Thank you to those who responded in a civilized manner, both in support of and not in support of they process. I appreciate your honesty. Much of this thread is too combative for me so I'll bow out.
Anonymous wrote:Anonymous wrote:Anonymous wrote:So the learning from each other's work is great, IMO. However, there is no reason for names to be associated with it. What do the other parents think?
I agree that the names aren't needed for learning, but you still haven't verified that this isn't a function of the system that students use to view the work. If the teacher can't segregate names and grades from work samples, she may have to stop using real samples to teach. If her district or school gives her that option. Mine doesn't. Collaboration on certain work is required and no one can figure out how to make it anonymous for student views, but visible for teachers.

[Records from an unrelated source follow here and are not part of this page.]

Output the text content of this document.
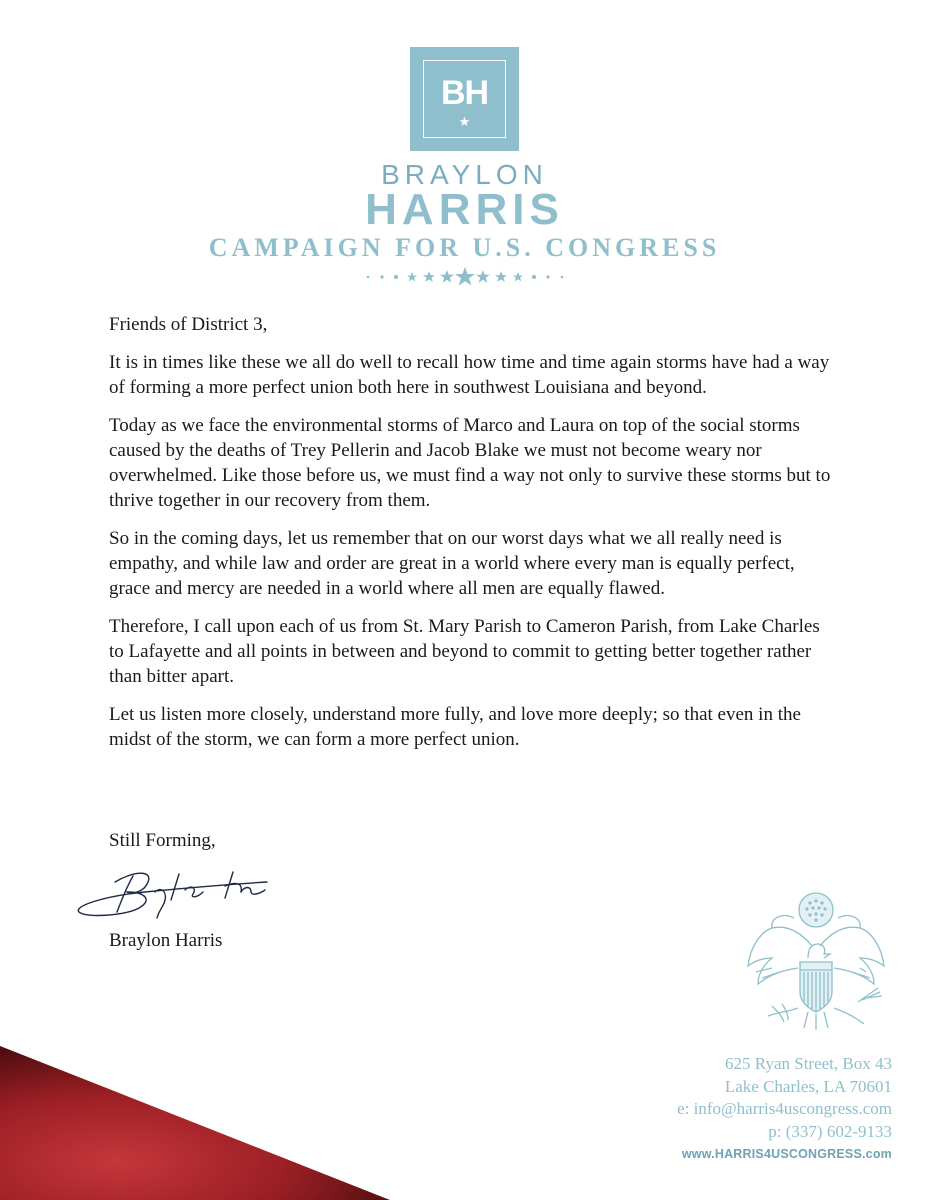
BH
★
BRAYLON
HARRIS
CAMPAIGN FOR U.S. CONGRESS

Friends of District 3,

It is in times like these we all do well to recall how time and time again storms have had a way of forming a more perfect union both here in southwest Louisiana and beyond.

Today as we face the environmental storms of Marco and Laura on top of the social storms caused by the deaths of Trey Pellerin and Jacob Blake we must not become weary nor overwhelmed. Like those before us, we must find a way not only to survive these storms but to thrive together in our recovery from them.

So in the coming days, let us remember that on our worst days what we all really need is empathy, and while law and order are great in a world where every man is equally perfect, grace and mercy are needed in a world where all men are equally flawed.

Therefore, I call upon each of us from St. Mary Parish to Cameron Parish, from Lake Charles to Lafayette and all points in between and beyond to commit to getting better together rather than bitter apart.

Let us listen more closely, understand more fully, and love more deeply; so that even in the midst of the storm, we can form a more perfect union.

Still Forming,
Braylon Harris
625 Ryan Street, Box 43
Lake Charles, LA 70601
e: info@harris4uscongress.com
p: (337) 602-9133
www.HARRIS4USCONGRESS.com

When my students collaborate in a document in Google Docs, they can see exactly who made what changes (including erroneous ones) and they can read any comments other collaborators or editors make. I actually send my own comments to individual students directly by email to avoid embarrassment, but I can't stop Google from showing the rest of the students that Larla doesn't understand a concept or can't spell. Our system set up the accounts to show student names.

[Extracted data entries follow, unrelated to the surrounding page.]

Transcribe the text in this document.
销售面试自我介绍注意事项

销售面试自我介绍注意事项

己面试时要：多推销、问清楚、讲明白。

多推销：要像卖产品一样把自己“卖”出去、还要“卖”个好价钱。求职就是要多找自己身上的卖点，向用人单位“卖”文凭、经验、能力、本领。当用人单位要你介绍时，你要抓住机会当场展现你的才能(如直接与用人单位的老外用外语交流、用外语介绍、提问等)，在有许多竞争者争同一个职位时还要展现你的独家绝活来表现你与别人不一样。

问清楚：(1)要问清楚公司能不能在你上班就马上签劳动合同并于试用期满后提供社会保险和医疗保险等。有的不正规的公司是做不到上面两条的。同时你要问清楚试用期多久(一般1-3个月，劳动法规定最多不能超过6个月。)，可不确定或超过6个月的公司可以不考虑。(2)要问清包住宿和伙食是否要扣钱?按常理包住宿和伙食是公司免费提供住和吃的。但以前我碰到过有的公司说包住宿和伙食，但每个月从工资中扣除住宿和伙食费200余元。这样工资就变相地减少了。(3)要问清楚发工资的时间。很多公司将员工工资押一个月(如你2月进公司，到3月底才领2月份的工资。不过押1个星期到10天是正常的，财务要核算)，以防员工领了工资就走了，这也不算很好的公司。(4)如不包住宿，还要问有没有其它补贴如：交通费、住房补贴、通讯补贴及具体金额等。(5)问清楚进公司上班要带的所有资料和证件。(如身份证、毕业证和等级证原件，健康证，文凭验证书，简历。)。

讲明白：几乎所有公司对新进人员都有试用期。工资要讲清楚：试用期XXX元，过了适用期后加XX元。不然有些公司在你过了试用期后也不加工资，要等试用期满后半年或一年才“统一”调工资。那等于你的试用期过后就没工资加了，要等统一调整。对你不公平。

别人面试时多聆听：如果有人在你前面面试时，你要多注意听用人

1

Curious how old your students are? OP's are in second grade which seems young for a collaborative Google doc but maybe times have changed.

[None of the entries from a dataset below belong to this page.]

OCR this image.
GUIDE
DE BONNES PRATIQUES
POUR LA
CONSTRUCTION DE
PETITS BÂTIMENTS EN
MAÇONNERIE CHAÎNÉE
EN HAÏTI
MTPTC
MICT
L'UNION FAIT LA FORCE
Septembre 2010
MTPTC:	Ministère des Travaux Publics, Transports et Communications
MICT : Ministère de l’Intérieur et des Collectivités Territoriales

Anonymous wrote:Teacher here--It's hard to know if this teacher is crossing the line or if you or your daugher are just overly sensitive about criticism. I'd suggest asking an administrator to check the blog and see if she's using it as an effective teaching tool. If that's the case, the administrator should hopefully be able to help clear up any questions.
Anonymous wrote:Anonymous wrote:So the learning from each other's work is great, IMO. However, there is no reason for names to be associated with it. What do the other parents think?
I agree that the names aren't needed for learning, but you still haven't verified that this isn't a function of the system that students use to view the work. If the teacher can't segregate names and grades from work samples, she may have to stop using real samples to teach. If her district or school gives her that option. Mine doesn't. Collaboration on certain work is required and no one can figure out how to make it anonymous for student views, but visible for teachers.
When my students collaborate in a document in Google Docs, they can see exactly who made what changes (including erroneous ones) and they can read any comments other collaborators or editors make. I actually send my own comments to individual students directly by email to avoid embarrassment, but I can't stop Google from showing the rest of the students that Larla doesn't understand a concept or can't spell. Our system set up the accounts to show student names.
Anonymous wrote:So the learning from each other's work is great, IMO. However, there is no reason for names to be associated with it. What do the other parents think?
I'm the poster from another country. The idea of student privacy of their grades and effort etc is much less present outside the U.S. So it may not even occur to the teacher that that's expected here. If it's done right and without emphasis on the shame but with emphasis on what kinds of mistakes can and were made and how to learn from that it can be an effective technique. It's just hard to apply here especially in a competitive environment where the concept is that every kid is competing with all the other kids instead of every kid in the class working together to get the whole class to be better. In my country ES kids were all in the same class cohort for grades 1-8 so you knew those kids really well and you compete with the other same grade level classes for many years and it was class pride to get everyone to do well so peer pressure worked towards that. It definitely wasn't all pretty all the time and there were kids who were hurt by this but it made sense overall and made the bonds between students that much stronger.
Anonymous wrote:OP, they can learn from each others mistakes.
I don't understand her reason for posting grades and comments for everyone to see though. Discussing it in class has it's usefulness. Posting it online? Maybe not.